Vietnã, 50 anos depois, uma tragédia americana

Pedro do Coutto

O título reproduz o de Teodoro Dreiser, livro de grande repercussão, no qual se baseia o filme Um Lugar ao Sol, de George Stevens, com Montgomery Clift e Elizabeth Taylor. E o texto a seguir parte da magnífica reportagem de Tatiana Gianini, Duda Teixeira e Júlia Carvalho, revista Veja que circulou sábado. Foto impressionante de militares americanos feridos e cercados num pântano da selva vietnamita acompanha a matéria.

A fotografia exibe para a história um momento dramático do confronto. A escalada no sudeste asiático começou a 14 de dezembro de 1961, governo John Kennedy. Eu pensava que o início da guerra absurda houvesse ocorrido em 1962. Mas foi no final de 61. Me enganei.Uma tragédia, sob todos os pontos de vista, Kennedy resolveu intervir porque temia que o Vietnâ do Norte, comunista, apoiado pela China e pela União Soviética, unisse, pela força, o Norte e o Sul. E então envolveu os EUA no conflito com o qual nada tinha a ver.

O resultado foi o fracasso total. Tanto assim que, 14 anos depois, a Casa Branca, então ocupada por Gerald Ford, assinou a paz, entregou o governo do Vietnã unificado ao regime do capitalismo de estado (comunismo), deixando no rastro fatídico 57 mil mortos e 6 mil americanos desaparecidos. Seus nomes estão escritos em placas colocadas na praça central de Washington, em frente ao Lincoln Memorial.

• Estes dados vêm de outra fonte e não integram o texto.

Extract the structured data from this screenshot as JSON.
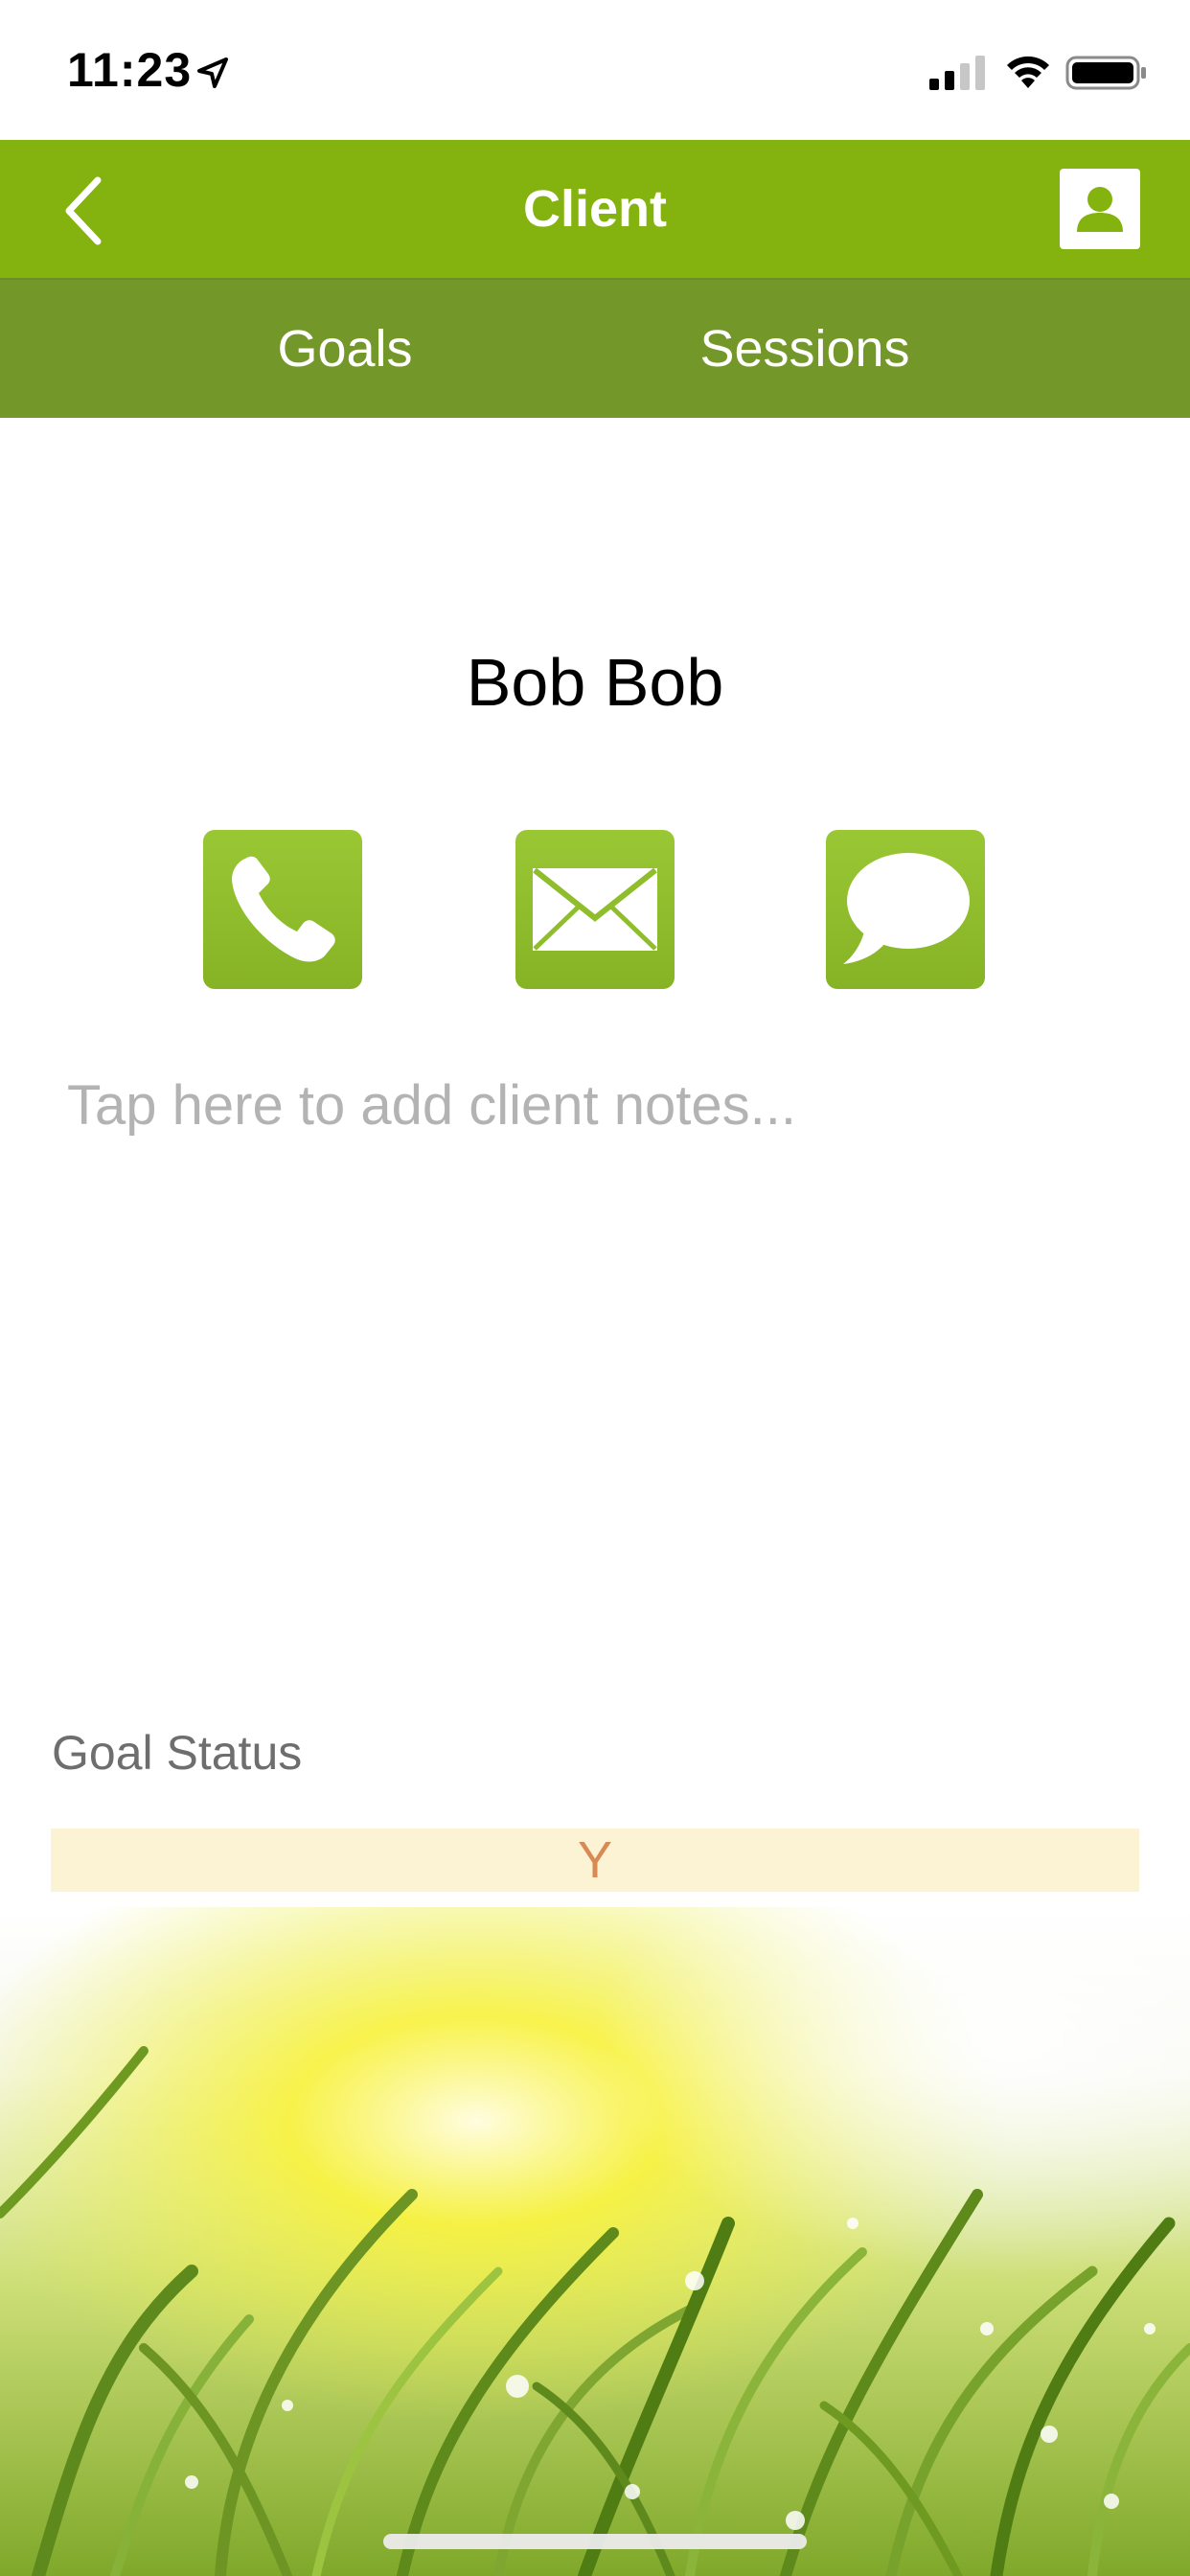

Entre os vietnamitas as mortes passaram de um milhão de seres humanos, a maioria vítimas de bombardeios. Tudo isso para quê? Para chegar à mesma solução que teria sido alcançada em 61 sem morrer ninguém. E não só morrer. Houve 300 mil feridos americanos, parte dos quais mutilados, com doenças e seqüelas físicas e mentais. Entre os vietnamitas, pode-se dizer o mesmo em relação a 5 milhões. Pois as estatísticas de guerra consideram sempre o número de feridos cinco vezes maior do que o de mortos.

Perderam todos. Mas a indústria de armas, portanto a indústria da morte, ganhou. Como sempre. Esta constitui a forte razão pela qual os conflitos, sejam nacionais ou internacionais, acabem sempre existindo.

Não só do lado americano. Mas também do lado chinês e russo, responsável pela reposição dos armamentos ao governo de Hanoi e sua distribuição aos guerrilheiros vietcongues. Que eram os do sul adeptos do norte. A ação dos Estados Unidos chegou ao paroxismo na administração Lyndon Johnson, por terra, mar e ar. Não adiantou. Os soldados não tinham motivação para lutar. Afinal de contas, porque motivo estavam ali? Seu país não fora agredido, como aconteceu em 1941 com o bombardeio de Pearl Harbour. Não estava ameaçado, nem invadido, era, isso sim invasor.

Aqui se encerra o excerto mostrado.